With REPowerEU, climate policy is being deployed as a geopolitical tool, as an extension of sanctions policy and as a weapon with which to support Ukraine's fight against the invasion. EU leaders are expected to give this strategy their approval during their summit next week.
This, then, is where we stand: in the EU today, climate policy is about much more than saving the planet. Economic recovery, reindustrialisation, geopolitics - these are all taking place with climate policy as both means and end. Almost by accident, the European Green Deal is emerging as the most important policy in the history of the EU, such is its flexibility and its role in strengthening and advancing the bloc.
It possesses a political magic that allows the EU to bridge many of its usual internal divides. How to get the fiscal conservatives to back fiscal transfers? Liberal free traders to get behind industrial interventionism? Or foreign policy doves to support cutting off Russian fossil fuels? Climate, climate, climate. It's a policy area that has created a ready toolkit for forging ahead on some of the toughest issues of the day.
Importantly, it's an approach that can actually deliver results. Even if we put aside the industrial policy side (where the question of whether reindustrialisation is possible in Europe is more contested), the economic benefits of the post-pandemic climate investments and the geopolitical dividends of replacing Russian gas and oil with EU solar and wind (among other things) are obvious.

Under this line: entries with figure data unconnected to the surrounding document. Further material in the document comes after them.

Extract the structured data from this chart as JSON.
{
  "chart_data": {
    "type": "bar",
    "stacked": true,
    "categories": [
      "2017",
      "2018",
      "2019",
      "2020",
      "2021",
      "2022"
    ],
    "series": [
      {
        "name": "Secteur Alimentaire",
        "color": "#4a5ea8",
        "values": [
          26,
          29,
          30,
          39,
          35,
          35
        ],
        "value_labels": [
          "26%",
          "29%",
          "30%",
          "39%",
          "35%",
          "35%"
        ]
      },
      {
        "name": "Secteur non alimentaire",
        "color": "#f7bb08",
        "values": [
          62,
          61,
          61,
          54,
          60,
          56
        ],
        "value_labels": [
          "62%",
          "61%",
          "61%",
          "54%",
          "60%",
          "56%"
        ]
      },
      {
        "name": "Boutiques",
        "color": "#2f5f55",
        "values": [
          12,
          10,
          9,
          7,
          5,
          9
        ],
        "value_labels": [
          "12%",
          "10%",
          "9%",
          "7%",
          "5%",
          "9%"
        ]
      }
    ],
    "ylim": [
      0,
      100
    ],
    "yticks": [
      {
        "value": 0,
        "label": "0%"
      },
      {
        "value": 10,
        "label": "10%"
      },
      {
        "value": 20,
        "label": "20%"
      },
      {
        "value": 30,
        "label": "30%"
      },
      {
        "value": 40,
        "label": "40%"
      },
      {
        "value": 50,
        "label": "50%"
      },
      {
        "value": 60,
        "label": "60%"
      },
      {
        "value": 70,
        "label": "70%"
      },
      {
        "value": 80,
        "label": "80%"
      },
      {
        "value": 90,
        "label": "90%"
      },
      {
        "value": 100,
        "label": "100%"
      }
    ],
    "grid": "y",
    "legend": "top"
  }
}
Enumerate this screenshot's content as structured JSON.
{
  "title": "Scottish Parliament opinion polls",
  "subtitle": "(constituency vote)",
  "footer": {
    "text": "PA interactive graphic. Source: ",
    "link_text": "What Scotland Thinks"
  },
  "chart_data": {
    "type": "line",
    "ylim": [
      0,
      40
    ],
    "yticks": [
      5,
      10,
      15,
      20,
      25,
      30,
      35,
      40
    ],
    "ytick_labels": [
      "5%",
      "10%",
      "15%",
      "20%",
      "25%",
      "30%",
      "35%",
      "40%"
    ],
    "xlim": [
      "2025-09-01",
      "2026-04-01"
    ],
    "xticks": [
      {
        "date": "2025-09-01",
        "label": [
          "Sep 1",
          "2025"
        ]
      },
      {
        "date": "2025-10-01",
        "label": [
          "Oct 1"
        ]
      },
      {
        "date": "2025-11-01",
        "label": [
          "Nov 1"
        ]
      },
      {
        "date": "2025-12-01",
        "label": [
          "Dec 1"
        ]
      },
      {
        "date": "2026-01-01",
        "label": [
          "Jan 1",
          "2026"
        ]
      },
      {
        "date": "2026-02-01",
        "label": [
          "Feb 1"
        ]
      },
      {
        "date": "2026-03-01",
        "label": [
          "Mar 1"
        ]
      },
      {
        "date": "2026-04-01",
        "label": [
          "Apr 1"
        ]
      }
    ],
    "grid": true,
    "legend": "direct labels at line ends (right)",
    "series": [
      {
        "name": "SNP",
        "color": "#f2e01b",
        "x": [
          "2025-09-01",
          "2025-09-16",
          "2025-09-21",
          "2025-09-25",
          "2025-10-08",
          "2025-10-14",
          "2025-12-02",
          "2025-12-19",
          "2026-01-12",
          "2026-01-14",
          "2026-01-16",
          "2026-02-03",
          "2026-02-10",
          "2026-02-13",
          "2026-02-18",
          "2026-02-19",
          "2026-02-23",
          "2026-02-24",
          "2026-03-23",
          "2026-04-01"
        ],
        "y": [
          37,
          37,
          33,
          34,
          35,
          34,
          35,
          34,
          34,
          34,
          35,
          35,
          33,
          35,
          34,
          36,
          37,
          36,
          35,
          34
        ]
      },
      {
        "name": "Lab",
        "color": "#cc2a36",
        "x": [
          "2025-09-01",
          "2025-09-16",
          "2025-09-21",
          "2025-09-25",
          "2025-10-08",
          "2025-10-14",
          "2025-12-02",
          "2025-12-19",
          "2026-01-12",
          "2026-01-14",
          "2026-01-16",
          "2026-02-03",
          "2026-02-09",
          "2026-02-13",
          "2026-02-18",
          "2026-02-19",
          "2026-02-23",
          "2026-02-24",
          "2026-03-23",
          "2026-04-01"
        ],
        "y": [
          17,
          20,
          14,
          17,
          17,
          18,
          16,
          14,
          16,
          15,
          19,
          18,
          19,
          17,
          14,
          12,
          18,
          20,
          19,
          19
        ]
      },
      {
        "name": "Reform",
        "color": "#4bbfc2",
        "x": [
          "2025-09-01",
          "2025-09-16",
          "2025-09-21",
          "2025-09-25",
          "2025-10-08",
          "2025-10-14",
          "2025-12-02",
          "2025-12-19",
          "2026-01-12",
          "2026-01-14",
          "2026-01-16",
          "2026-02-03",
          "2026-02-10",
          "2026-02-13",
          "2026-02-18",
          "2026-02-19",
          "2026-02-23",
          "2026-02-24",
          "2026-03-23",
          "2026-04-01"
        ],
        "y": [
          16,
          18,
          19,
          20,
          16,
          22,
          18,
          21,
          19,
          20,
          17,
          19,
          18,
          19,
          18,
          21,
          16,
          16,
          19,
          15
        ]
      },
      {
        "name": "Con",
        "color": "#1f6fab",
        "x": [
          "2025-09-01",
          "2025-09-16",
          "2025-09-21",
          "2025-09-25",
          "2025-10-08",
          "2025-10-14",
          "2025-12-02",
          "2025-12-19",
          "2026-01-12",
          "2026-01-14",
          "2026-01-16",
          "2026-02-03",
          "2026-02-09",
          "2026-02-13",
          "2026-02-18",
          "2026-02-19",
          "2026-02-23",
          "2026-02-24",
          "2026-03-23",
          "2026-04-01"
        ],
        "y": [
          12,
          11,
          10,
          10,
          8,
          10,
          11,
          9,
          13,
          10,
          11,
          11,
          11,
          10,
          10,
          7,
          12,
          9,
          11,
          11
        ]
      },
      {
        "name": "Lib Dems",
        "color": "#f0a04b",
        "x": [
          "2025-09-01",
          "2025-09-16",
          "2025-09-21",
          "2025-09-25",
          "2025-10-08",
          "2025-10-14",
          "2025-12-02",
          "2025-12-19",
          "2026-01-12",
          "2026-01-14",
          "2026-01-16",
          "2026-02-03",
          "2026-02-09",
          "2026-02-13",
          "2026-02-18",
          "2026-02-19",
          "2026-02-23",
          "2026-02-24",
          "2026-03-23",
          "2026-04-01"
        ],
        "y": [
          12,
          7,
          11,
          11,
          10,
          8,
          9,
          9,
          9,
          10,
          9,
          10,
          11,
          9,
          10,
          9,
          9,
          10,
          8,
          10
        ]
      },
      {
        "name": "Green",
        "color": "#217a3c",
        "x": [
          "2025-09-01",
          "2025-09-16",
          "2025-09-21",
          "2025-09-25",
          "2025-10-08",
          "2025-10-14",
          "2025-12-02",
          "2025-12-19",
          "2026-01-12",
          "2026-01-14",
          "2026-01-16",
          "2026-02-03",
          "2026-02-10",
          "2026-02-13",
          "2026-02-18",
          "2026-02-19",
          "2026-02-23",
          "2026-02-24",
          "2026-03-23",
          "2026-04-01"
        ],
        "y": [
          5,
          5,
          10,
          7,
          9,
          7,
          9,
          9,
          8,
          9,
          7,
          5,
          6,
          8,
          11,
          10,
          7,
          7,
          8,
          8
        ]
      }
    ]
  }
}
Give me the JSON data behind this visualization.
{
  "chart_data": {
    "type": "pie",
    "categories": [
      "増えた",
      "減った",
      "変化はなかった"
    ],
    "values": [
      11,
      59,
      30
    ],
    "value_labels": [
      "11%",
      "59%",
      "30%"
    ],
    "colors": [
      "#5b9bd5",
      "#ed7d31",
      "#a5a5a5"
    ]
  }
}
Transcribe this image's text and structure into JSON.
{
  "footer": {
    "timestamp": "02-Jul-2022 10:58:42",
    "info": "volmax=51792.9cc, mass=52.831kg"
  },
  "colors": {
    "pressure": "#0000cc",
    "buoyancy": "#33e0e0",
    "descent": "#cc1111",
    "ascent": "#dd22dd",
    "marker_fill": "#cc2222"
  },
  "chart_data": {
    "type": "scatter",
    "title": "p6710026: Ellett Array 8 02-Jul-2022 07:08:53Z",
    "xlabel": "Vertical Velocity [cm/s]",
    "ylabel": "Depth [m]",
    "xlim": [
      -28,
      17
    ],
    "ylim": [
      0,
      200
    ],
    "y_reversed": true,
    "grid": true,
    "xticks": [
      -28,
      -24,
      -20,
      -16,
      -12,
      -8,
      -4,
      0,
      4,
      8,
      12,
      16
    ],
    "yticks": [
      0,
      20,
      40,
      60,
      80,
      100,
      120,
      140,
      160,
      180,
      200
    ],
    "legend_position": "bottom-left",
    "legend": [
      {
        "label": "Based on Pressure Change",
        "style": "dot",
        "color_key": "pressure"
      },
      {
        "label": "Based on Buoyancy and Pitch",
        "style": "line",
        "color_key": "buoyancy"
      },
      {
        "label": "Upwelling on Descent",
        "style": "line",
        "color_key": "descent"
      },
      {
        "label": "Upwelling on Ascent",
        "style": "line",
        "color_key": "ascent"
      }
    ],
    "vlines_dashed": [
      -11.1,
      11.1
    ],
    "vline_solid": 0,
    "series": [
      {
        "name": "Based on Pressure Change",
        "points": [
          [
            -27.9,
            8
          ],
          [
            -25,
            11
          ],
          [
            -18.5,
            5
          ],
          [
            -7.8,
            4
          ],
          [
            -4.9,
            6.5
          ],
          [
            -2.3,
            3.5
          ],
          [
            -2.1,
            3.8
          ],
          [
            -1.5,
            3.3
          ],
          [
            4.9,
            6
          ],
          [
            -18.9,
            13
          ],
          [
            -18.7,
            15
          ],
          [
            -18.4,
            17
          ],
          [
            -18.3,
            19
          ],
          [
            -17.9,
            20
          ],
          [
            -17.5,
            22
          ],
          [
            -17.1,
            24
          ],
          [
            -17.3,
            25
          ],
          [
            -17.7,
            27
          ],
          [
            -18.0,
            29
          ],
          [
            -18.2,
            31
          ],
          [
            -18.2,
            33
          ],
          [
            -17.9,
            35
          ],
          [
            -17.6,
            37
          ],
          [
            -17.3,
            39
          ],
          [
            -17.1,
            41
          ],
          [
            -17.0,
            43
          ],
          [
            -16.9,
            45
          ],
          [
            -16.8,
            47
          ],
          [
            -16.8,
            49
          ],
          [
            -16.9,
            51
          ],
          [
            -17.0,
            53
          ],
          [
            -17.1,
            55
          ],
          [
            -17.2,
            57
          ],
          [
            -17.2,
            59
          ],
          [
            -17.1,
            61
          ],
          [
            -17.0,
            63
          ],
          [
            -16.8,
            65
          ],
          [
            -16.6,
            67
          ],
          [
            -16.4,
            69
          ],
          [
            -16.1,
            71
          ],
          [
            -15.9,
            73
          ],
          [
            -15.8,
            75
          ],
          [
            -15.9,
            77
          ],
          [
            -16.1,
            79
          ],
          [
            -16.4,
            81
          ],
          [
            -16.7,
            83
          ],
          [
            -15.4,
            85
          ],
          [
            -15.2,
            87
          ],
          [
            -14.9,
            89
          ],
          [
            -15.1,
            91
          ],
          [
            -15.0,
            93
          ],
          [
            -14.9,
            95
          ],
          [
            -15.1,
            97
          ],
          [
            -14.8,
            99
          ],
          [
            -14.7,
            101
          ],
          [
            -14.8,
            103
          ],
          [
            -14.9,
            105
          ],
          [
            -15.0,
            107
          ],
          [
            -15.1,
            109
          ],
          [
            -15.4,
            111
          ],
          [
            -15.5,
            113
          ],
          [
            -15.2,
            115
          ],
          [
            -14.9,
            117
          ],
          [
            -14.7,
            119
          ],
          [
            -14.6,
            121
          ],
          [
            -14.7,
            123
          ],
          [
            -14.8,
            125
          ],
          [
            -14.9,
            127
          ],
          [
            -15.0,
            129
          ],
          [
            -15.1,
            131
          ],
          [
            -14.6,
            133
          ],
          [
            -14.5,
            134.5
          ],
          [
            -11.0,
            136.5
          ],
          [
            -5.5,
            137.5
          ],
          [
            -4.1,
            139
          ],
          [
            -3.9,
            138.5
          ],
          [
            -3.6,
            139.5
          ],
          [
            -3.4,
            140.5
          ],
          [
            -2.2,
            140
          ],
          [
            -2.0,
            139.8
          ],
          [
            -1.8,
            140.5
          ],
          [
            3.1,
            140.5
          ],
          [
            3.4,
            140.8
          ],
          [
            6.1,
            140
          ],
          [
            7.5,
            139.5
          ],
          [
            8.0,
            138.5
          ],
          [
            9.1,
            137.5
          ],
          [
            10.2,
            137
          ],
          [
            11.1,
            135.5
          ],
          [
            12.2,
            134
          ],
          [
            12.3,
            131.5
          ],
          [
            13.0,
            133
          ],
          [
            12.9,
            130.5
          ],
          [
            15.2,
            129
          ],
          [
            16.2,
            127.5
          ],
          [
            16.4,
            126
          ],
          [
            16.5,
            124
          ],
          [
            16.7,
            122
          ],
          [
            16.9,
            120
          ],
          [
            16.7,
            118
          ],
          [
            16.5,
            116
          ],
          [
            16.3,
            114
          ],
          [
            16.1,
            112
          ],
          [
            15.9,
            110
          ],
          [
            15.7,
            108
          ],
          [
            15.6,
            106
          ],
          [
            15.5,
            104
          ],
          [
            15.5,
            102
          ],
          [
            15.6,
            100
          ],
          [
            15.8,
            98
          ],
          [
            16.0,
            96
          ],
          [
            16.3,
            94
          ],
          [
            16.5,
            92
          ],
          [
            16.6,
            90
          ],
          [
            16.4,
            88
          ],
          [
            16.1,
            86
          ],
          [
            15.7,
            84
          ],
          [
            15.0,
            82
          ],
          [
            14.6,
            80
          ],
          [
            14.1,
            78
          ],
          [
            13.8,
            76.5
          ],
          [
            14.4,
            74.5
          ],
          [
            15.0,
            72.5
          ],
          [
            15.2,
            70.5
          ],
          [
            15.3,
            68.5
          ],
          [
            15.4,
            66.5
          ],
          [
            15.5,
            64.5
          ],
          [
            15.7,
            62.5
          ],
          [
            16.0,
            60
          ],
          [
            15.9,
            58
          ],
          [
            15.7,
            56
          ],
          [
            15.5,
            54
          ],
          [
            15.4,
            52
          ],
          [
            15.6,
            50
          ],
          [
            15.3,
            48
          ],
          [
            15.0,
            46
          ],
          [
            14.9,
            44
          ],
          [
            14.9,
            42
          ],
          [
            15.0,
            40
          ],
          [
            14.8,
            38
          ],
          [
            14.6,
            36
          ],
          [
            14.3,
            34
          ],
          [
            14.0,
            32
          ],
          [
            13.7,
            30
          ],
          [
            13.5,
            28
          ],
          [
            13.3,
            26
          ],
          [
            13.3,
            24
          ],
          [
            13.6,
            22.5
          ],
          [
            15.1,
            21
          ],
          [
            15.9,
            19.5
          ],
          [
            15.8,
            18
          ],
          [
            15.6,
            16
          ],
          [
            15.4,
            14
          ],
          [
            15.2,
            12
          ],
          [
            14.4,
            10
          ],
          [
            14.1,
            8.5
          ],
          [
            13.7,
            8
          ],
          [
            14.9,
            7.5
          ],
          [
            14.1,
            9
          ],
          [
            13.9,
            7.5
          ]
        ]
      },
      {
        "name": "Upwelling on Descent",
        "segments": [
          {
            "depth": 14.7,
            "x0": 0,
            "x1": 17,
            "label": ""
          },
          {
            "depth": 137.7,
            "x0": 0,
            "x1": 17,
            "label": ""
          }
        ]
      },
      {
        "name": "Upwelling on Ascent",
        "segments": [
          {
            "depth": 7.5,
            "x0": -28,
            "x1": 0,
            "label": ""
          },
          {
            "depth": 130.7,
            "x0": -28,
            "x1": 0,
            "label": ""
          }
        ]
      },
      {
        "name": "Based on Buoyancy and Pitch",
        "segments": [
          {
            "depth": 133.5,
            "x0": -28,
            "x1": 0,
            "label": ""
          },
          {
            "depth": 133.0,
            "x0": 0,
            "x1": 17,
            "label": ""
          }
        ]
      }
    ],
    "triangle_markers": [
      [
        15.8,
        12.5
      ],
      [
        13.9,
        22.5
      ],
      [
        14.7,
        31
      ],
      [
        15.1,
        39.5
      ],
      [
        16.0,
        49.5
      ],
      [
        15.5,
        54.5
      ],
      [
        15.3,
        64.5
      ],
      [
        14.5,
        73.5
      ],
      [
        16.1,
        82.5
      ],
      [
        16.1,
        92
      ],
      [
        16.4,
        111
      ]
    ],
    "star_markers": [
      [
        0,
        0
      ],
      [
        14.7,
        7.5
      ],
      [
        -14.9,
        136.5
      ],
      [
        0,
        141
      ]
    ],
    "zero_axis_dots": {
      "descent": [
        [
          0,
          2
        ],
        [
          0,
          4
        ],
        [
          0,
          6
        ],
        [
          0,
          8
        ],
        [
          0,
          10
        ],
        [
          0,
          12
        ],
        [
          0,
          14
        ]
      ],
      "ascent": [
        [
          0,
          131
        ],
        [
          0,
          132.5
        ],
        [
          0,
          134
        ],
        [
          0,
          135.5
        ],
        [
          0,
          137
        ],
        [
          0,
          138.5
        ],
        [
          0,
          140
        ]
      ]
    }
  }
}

I don't believe that we've seen the end of how EU climate policy will be repurposed. In a past blog post, from
August 2021, I argued that the need to direct more resources towards fighting the current impacts of climate change (like flooding and wildfires) would lead to a new - highly publicly visible - area of European integration. Looking more widely, there are plenty of other examples, like EU deficit rules, agriculture or public transport. For the EU, climate policy will continue to be its secret weapon.